On Wed, Feb 26, 2020 at 12:35:37PM +0800, Anand Jain wrote:
> On 25/2/20 10:05 PM, David Sterba wrote:
> > Deleting a subvolume on a full filesystem leads to ENOSPC followed by a
> > forced read-only. This is not a transaction abort and the filesystem is
> > otherwise ok, so the error should be just propagated.
>
> yep.
>
> > This is caused by unnecessary call to btrfs_handle_fs_error for almost
> > all errors, except EAGAIN. This does not make sense as the standard
> > transaction abort mechanism is in btrfs_drop_snapshot so all relevant
> > failures are handled.
> >
> > Originally in commit cb1b69f4508a ("Btrfs: forced readonly when
> > btrfs_drop_snapshot() fails") there was no return value at all, so the
> > btrfs_std_error made some sense but once the error handling and
> > propagation has been we don't need it.
> >
> > Signed-off-by: David Sterba <dsterba@xxxxxxxx>
> > ---
> >
> > The use of btrfs_handle_fs_error in other places looks fishy, it makes
> > sense only in case there's a real error and transaction abort is not
> > possible, ~40 calls sound too much.
> >
> > fs/btrfs/extent-tree.c | 2 --
> > 1 file changed, 2 deletions(-)
> >
> > diff --git a/fs/btrfs/extent-tree.c b/fs/btrfs/extent-tree.c
> > index 161274118853..b18db1b3a412 100644
> > --- a/fs/btrfs/extent-tree.c
> > +++ b/fs/btrfs/extent-tree.c
> > @@ -5426,8 +5426,6 @@ int btrfs_drop_snapshot(struct btrfs_root *root,
> > */
> > if (!for_reloc && !root_dropped)
> > btrfs_add_dead_root(root);
> > - if (err && err != -EAGAIN)
> > - btrfs_handle_fs_error(fs_info, err, NULL);
> > return err;
> > }
>
> However can we confirm that the error returned here are logged by its
> parents (relocation thread and the cleaner thread) ?

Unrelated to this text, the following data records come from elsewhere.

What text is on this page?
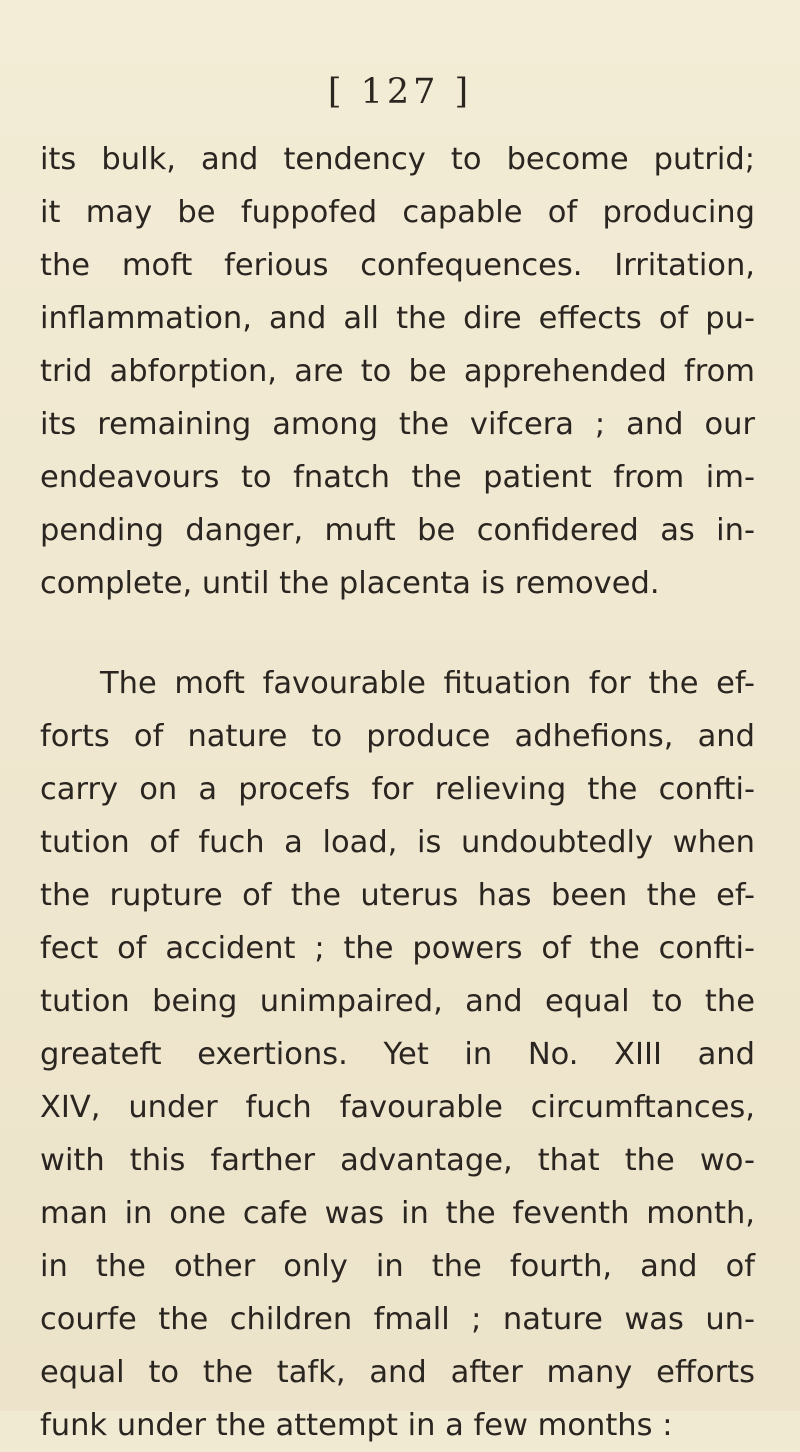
[ 127 ]
its bulk, and tendency to become putrid;
it may be fuppofed capable of producing
the moft ferious confequences. Irritation,
inflammation, and all the dire effects of pu-
trid abforption, are to be apprehended from
its remaining among the vifcera ; and our
endeavours to fnatch the patient from im-
pending danger, muft be confidered as in-
complete, until the placenta is removed.
The moft favourable fituation for the ef-
forts of nature to produce adhefions, and
carry on a procefs for relieving the confti-
tution of fuch a load, is undoubtedly when
the rupture of the uterus has been the ef-
fect of accident ; the powers of the confti-
tution being unimpaired, and equal to the
greateft exertions. Yet in No. XIII and
XIV, under fuch favourable circumftances,
with this farther advantage, that the wo-
man in one cafe was in the feventh month,
in the other only in the fourth, and of
courfe the children fmall ; nature was un-
equal to the tafk, and after many efforts
funk under the attempt in a few months :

What do you mean logged? The error is propagated to the callers.
In btrfs_clean_one_deleted_snapshot it will result in not looping again
to clean futher subvolumes, silent error should be ok here.
In clean_dirty_subvols the last error is propagated as the loop
continues until all subvolumes from the list are processed, but reloc
dropping snapshot can handle EAGAIN and ENOSPC will be the same.